This package allows Allegro CL applications to communicate with a running Solr server, add and delete documents, and run queries to retrieve indexed records.

The package comes with a solr.asd file. To use it just load :solr.

(push #p"path/to/solr/source/directory" asdf:*central-registry*)
(asdf:load-system :solr)

Accessing the database

The Solr server should be running. To access the server, you need to create an instance of solr with the endpoint url. For example, if the server is running on localhost:8983, you can say:

(defvar *solr* (make-instance 'solr :uri "http://localhost:8983/solr"))

This action itself doesn't actually connect to the database, but the instance solr can be passed to other solr APIs to access to the database.

Adding documents

To add a document, you can use solr-add and solr-add* API.

(solr-add *solr* '((:id . 123) (:name . "foobar") (:author . "xyzzy")))

(solr-add* *solr* list-of-records)

This adds the document with id=123, name="foobar" and author="xyzzy". The document record is semantically an unordered collection of named fields; you can pass an alist or a hashtable as a record.
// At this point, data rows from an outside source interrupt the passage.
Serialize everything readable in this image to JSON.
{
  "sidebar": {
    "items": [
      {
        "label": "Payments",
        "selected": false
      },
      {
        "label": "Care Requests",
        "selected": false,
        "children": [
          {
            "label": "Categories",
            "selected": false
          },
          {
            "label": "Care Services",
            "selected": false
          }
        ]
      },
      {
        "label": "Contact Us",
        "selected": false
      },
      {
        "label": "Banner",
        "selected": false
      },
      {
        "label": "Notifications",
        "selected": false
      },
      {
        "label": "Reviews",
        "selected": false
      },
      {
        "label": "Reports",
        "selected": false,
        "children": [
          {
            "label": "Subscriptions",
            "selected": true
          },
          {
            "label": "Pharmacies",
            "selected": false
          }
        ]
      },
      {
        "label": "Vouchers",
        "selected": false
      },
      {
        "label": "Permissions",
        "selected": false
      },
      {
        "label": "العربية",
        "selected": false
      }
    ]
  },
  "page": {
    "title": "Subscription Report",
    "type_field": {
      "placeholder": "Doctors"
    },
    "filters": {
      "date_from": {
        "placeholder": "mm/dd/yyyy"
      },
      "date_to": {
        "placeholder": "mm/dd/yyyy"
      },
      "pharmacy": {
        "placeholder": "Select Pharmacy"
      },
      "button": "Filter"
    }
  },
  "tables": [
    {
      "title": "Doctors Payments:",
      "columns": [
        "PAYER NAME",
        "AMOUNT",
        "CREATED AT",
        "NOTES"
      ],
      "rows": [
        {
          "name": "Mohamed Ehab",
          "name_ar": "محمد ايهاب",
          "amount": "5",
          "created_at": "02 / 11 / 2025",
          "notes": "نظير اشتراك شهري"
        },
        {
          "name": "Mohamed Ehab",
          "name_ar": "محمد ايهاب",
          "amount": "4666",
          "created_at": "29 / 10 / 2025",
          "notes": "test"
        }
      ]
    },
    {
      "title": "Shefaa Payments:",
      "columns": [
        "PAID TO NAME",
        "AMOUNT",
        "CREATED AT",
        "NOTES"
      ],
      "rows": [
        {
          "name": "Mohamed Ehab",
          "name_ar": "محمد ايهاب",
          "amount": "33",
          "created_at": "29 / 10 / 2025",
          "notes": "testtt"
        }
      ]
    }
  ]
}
Field names are represented by keywords. Field values are mapped as follows:

Lisp numbers => Solr numbers
Lisp date-time object => Solr Datetime
Lisp strings => Solr text
Lisp t and nil => Solr boolean

Non-empty Lisp lists can be used to represent set of values.
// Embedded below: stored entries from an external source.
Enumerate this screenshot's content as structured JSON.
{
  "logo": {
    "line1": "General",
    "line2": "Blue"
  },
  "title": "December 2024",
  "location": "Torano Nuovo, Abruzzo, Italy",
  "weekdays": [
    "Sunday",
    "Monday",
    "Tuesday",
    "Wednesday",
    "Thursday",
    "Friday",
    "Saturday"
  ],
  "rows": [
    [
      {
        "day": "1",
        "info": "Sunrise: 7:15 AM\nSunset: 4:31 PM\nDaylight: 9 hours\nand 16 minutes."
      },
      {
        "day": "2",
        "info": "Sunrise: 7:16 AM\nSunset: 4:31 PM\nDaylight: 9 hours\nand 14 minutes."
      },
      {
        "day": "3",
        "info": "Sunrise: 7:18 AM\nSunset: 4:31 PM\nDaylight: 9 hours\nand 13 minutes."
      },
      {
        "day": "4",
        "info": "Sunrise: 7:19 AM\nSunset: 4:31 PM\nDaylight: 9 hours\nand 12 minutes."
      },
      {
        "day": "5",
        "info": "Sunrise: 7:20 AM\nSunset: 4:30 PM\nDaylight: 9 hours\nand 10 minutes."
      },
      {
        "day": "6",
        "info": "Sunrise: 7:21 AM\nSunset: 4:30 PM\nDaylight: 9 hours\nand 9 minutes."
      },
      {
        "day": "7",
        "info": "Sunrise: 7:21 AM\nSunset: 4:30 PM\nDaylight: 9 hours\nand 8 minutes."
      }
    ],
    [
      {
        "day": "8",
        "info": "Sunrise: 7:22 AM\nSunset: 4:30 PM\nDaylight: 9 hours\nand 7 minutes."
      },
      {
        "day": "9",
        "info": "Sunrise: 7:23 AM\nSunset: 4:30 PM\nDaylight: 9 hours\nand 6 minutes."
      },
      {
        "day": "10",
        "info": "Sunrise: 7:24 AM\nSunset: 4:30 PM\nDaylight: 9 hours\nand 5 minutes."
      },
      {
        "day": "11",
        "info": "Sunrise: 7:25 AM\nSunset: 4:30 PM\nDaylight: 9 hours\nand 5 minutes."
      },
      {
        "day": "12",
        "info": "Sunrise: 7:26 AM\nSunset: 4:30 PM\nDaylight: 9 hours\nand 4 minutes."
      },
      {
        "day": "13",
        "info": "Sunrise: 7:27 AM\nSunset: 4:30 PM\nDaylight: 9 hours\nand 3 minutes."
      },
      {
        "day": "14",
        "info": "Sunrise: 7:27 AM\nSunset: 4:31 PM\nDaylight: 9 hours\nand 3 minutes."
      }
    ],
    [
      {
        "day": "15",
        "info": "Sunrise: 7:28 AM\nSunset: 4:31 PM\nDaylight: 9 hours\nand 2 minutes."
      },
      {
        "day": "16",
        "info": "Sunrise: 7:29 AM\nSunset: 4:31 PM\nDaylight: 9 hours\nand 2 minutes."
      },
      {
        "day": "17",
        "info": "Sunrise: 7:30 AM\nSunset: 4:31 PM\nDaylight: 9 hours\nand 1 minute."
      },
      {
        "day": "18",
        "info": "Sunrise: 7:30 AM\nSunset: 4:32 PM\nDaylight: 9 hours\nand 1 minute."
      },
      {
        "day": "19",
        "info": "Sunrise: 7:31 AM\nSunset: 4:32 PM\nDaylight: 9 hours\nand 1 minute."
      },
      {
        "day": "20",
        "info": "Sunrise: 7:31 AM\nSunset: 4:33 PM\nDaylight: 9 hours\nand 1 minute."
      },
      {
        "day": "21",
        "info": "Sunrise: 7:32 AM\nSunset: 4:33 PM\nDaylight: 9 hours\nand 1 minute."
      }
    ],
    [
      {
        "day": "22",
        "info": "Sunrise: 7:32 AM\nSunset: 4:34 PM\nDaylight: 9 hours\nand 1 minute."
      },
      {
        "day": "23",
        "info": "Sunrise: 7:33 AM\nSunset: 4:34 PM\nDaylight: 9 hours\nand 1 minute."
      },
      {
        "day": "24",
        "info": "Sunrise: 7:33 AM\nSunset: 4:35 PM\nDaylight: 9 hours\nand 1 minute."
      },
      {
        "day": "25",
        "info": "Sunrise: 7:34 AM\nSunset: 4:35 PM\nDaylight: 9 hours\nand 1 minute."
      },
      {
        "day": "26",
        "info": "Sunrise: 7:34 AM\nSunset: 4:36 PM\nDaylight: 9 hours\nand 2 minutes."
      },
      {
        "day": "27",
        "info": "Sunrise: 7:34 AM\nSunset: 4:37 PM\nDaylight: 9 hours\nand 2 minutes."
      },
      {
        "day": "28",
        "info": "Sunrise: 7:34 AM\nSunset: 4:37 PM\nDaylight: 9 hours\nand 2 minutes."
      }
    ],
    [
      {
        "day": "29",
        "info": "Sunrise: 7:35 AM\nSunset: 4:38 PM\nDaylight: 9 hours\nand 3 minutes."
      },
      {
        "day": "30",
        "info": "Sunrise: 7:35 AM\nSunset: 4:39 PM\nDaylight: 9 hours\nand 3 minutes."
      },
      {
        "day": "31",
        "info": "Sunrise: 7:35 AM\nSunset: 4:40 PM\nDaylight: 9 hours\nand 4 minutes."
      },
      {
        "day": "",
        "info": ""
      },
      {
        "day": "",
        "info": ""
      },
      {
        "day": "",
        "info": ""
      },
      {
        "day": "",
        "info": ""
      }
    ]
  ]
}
By default, solr-add and solr-add* do not commit the change. solr-commit commits pending changes:

(solr-commit *solr*)

Or, you can discard uncommitted changes by solr-rollback:

(solr-rollback *solr*)

For convenience, solr-add and solr-add* accept a keyword argument commit, that automatically commits the change before returning:

(solr-add* *solr* list-of-records :commit t)

If you're adding large amount of documents, it is a good idea to send a bunch of documents together before committing using solr-add*, because it is much faster than adding documents one by one.
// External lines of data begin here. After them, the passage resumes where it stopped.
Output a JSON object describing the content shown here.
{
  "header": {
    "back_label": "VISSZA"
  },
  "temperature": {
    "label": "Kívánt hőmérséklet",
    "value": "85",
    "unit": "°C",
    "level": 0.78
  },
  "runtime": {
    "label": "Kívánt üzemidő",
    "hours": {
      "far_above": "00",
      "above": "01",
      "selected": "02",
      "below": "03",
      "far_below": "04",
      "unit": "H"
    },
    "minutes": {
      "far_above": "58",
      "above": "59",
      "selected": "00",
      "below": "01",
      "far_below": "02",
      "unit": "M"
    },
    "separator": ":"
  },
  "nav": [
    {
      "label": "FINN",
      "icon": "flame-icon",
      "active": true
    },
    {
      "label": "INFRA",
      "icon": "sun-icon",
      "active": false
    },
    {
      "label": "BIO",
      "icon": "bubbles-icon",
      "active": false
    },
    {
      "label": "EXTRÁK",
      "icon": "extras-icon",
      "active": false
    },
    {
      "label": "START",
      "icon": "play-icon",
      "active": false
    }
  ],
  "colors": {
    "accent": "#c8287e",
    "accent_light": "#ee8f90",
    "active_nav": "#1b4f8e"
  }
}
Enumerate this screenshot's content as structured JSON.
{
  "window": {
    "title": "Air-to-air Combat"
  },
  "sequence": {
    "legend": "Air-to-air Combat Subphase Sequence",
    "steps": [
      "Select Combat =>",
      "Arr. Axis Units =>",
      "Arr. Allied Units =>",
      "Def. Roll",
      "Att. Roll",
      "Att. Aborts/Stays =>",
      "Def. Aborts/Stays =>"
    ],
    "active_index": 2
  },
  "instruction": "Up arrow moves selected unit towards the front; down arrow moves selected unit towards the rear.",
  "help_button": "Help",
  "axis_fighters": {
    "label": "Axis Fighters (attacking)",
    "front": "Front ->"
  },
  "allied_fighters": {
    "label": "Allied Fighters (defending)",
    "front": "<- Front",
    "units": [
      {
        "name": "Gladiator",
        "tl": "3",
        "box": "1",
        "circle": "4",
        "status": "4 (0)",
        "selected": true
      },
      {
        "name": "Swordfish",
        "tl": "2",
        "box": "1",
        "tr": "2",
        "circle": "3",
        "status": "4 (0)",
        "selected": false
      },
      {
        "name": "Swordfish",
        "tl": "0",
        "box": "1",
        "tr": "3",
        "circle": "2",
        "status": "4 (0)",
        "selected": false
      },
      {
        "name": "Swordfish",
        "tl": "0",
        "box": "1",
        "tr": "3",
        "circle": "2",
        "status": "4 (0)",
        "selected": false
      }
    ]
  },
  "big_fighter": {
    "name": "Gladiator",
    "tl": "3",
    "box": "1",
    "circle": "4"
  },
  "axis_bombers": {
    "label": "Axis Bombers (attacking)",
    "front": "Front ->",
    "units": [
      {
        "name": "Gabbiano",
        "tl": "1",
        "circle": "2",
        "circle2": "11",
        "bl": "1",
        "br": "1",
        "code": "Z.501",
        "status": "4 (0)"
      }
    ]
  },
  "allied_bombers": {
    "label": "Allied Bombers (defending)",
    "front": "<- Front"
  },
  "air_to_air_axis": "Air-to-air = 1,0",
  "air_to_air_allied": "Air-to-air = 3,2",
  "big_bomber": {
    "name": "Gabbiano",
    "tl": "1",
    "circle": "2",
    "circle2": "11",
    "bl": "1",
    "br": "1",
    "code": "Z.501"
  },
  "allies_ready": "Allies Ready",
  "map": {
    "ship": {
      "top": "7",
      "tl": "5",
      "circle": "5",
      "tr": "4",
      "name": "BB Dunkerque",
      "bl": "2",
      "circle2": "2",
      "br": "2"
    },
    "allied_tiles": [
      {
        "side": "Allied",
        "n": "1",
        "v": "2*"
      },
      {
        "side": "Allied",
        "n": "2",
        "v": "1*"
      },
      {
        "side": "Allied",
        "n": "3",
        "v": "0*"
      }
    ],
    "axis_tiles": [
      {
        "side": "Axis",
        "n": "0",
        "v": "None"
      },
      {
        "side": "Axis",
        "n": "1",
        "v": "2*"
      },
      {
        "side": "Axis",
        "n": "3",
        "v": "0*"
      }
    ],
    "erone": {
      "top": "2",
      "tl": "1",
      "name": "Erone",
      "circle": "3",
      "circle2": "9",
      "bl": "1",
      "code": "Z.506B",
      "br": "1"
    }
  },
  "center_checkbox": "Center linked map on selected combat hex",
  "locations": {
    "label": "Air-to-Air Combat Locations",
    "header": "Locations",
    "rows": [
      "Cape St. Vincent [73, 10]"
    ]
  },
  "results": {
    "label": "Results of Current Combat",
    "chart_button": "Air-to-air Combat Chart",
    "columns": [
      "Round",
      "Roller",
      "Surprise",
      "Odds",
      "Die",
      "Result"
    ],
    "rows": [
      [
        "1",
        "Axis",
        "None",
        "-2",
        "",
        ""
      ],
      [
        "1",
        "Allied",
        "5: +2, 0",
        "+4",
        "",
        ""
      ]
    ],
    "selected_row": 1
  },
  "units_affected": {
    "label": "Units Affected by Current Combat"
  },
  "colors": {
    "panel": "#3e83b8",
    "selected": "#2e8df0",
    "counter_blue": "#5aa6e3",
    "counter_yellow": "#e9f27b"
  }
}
Occasionally you may want to call solr-optimize to optimize indices for faster query performance:

(solr-optimize *solr*)

Deleting documents

You can delete documents by listing document ids, or specifying queries:

(solr-delete *solr* :ids '(1 13 17))

(solr-delete *solr* :queries '("author:Shiro"))

The deletion takes effects after committing. solr-delete accepts the commit keyword argument for autocommit.

Querying documents

solr-query does the query, and takes large number of keyword arguments to customize the query. See the Solr documentation for the full set of features. Here's an example of solr-query call:

(solr-query *solr* :query "author:Shiro"
            :fields "id,name,author"
            :param-alist '((:rows . 100)))

It returns LXML, a S-expression representaton of XML. It's up to the caller to extract necessary information from the returned LXML, but we provide a few convenience procedures for some basic extraction.

(solr-result->response-count lxml)

This returns three values: the total number of matching documents, the starting record number, and the number of documents included in the response. Note that Solr does pagenation by default--if you don't pass the :rows keyword it will only return the first 10 matching records. To retrieve other documents you need to pass the :start keyword to solr-query.

Information on matching documents is in :doc XML elements.

(solr-result->doc-nodes lxml)

This procedure extracts and returns the list of doc elements, on which you can map to dig further information.

The extracted doc elements are still LXML. The following procedure further converts the field values to Lisp objects according to the LXML attributes:

(solr-result->doc-alist lxml)

Error handling

When the Solr server returns an error (e.g. invalid query format), a condition solr-error is raised. It contains the Solr response status code, response headers and response body. The response body is in LXML.

When the API failed to communicate with Solr server (e.g. the server isn't running), a socket-error condition is raised.